Our Rituals, Our Music

Written by Dianne Gray for Room 217 Foundation/ Canada

It is an amazing thing how the threads of our simple rituals can become the very fabric that keeps us together when our lives seem to become unraveled.

Many of us as families have a routine with our kids at bedtime, one that at times is both sweet and exasperating, depending upon our own level of exhaustion at the time. Do you have a routine with your loved ones? For me, a daily event meant the singing of three bedtime songs to my then two-year-old son Austin. Now, if you’ve ever heard me sing, you would know this is not a good thing! He didn’t seem to mind my off-key voice, however, as he requested the same three songs night after night for as many years as I can remember: The Barney Song (his title for the I Love You song in the TV show), Twinkle Twinkle Little Star and the hymn, Amazing Grace.

For years, I continued to sing these songs to him when we would settle in for the night. Somehow, it just became "what we did" though the content of our days changed vastly once he was diagnosed with a rare genetic brain disease at the age of four. Shortly before his fifth birthday, Austin, a tan, blond-haired, green-eyed, bundle of love and energy, stopped walking. There were "signs" but nothing to indicate that the years of imbalance and falling down would lead to the inability to walk, crawl and eventually to move his arms and body.
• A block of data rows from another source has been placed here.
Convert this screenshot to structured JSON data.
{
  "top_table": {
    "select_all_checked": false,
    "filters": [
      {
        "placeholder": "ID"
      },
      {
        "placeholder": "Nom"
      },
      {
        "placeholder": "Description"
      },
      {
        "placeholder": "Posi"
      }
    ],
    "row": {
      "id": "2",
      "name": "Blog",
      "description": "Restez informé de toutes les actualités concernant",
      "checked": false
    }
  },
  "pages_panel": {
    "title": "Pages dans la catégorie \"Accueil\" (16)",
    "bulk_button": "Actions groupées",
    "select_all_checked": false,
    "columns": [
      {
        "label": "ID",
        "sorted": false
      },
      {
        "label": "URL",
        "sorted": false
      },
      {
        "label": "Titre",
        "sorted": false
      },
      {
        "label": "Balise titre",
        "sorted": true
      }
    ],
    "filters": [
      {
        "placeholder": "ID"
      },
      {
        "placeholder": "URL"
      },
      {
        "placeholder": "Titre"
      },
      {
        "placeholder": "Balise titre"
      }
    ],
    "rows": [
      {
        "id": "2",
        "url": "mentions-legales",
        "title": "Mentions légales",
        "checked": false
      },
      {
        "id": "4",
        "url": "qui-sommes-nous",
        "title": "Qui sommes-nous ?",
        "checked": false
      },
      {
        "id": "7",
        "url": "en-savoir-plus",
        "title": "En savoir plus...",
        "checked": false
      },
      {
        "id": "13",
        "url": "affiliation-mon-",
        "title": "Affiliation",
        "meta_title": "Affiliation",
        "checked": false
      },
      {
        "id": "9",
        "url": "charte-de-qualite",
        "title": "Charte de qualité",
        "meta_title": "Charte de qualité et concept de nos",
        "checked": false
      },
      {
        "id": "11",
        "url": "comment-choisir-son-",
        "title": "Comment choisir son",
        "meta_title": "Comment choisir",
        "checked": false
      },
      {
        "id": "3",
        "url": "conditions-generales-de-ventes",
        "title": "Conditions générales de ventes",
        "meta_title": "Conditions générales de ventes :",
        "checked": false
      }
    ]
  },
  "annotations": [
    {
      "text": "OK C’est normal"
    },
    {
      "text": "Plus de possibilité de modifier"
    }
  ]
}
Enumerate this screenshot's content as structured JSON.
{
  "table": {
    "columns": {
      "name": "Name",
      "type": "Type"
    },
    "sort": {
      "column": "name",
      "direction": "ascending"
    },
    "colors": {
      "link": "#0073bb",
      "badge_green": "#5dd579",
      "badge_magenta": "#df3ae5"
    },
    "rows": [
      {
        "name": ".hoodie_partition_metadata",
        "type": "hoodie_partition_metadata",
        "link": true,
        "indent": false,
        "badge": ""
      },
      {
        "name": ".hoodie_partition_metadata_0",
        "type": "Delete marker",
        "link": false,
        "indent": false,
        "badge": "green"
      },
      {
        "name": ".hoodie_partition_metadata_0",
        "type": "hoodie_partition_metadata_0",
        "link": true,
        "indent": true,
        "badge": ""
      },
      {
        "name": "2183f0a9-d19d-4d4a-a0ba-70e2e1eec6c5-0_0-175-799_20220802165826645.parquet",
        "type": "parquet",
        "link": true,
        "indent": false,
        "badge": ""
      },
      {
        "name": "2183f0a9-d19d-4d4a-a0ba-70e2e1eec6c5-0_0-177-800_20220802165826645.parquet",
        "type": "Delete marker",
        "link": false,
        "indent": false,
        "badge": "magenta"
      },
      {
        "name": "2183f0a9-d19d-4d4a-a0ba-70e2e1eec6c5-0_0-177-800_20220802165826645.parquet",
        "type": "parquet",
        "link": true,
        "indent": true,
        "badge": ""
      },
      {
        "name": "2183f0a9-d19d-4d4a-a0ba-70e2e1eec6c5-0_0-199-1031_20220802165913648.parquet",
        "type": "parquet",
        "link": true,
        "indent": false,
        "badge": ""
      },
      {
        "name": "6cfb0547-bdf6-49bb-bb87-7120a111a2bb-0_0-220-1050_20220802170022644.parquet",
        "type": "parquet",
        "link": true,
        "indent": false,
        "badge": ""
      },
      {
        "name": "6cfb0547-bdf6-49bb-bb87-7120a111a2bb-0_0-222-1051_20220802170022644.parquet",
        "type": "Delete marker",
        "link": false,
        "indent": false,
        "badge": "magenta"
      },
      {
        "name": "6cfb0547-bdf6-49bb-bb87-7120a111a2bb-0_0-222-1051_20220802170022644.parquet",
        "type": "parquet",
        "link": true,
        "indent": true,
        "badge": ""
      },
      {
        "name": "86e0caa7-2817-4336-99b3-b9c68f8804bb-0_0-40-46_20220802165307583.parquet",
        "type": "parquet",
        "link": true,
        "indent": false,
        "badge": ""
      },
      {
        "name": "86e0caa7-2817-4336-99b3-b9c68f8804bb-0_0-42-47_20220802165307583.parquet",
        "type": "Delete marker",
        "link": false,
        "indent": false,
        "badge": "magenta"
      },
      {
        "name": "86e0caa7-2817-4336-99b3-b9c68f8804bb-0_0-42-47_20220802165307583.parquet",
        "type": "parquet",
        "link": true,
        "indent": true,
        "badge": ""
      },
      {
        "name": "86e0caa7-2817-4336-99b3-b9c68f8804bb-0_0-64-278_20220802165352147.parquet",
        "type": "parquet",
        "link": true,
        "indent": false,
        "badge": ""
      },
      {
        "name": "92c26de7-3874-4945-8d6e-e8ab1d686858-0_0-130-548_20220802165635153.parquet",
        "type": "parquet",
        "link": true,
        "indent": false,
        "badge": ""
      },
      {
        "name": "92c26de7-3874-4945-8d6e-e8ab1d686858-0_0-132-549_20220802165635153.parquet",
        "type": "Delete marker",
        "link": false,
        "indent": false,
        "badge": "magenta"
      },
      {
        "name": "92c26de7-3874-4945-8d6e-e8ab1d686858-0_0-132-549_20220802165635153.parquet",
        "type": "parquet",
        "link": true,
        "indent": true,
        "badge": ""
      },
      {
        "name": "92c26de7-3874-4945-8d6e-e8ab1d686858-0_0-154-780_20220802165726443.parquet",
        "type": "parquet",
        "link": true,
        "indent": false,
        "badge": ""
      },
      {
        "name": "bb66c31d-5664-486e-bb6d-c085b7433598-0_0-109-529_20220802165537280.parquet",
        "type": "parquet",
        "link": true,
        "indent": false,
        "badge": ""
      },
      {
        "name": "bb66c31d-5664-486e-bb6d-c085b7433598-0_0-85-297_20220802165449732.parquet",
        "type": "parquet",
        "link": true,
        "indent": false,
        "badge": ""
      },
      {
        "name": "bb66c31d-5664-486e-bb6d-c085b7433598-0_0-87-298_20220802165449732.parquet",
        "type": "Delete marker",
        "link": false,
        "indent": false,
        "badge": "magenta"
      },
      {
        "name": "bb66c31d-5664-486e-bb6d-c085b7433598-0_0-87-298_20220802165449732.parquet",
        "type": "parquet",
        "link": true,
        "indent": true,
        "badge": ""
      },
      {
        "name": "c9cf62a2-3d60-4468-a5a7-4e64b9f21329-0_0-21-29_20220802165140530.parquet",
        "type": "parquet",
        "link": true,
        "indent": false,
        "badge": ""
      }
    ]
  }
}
For us, our lives changed forever with the diagnosis of NBIA Disorders (Neurodegenerative Brain Iron Accumulation) on Christmas Eve, 1995. This horrid disease, the doctor told me, would rob him of his vision, and would eventually take his life, paralyzing him through the years, while leaving his cognitive abilities intact until the very end.

At nine years old, Austin lost the ability to speak. His once repetitive requests stopped, and the silence was deafening. So we filled the house with music: the same music I had danced with him to and that he would sing to.

 

He delighted in the songs of Garth Brooks, the Lion King soundtrack and Raffi, as well as the sounds of dolphins and babies. The music comforted both of us through his pain and intense muscle spasms that were strong enough to fracture his femur while lying in bed one Halloween night.

You may be asking about his medications after reading about such a horrible disease. There were plenty of them. Yet while they brought pain relief, they did not bring comfort. Eventually, while heavily sedated from morphine and several other drugs given every hour and a half, the physician mentioned that Austin was simply "not there mentally." That same week, Jona Kimbrough, a gifted contemporary Christian singer from our church, offered to play her guitar and sing to Austin every Wednesday in our home. The bond between the two of them became so strong, that Austin, while bedridden and unable to speak, would frown and moan when it was time for Jona to leave. During an especially difficult week for Austin, the physician decided that he simply “wasn’t there any longer.” Yet it was Wednesday, and Jona came to sing her songs.

She started with Amazing Grace, his favorite. Three bars into the hymn, he smiled sharing the most extraordinary and luminous smile. We knew then that he was indeed "there." Singing through tears, Jona continued, and we then knew in our hearts that the spirit of Austin would remain stronger than his disease ridden body ever would.

Austin passed away at the age of 14 on February 25, 2005 after a long and difficult struggle. The songs that became our ritual and guided us through pain are now the songs that make our hearts skip a beat in remembering our very special boy. Friends young and old have shared with me how they hear "his songs," feeling his spirit there at that moment. One of Austin’s closest friends, Melissa, called this summer, sharing her story of how during her visit to Notre Dame Cathedral in Paris, the choir began singing Amazing Grace – in English! She feels it was a message to her, from him, in a most incredible way.

So it is in this spirit that I ask you to explore your own rituals with music, knowing that when our loved ones pass on, the music we share with them remains, no matter how far we feel we are from the journey we once shared. Perhaps the following lyrics from a song by Trisha Yearwood say it best:

The Song Remembers When
I was standing at the counter
I was waiting for the change
When I heard that old familiar music start
It was like a lighted match
Had been tossed into my soul
It was like a dam had broken in my heart

After taking every detour
Getting lost and losing track
So that even if I wanted
I could not find my way back
After driving out the memory
Of the way things might have been
After I'd forgotten all about us
The song remembers when

May music fill your heart with a recognition that simple words cannot, all the while creating an enduring fabric that becomes the tapestry that will unfold for rest of your life.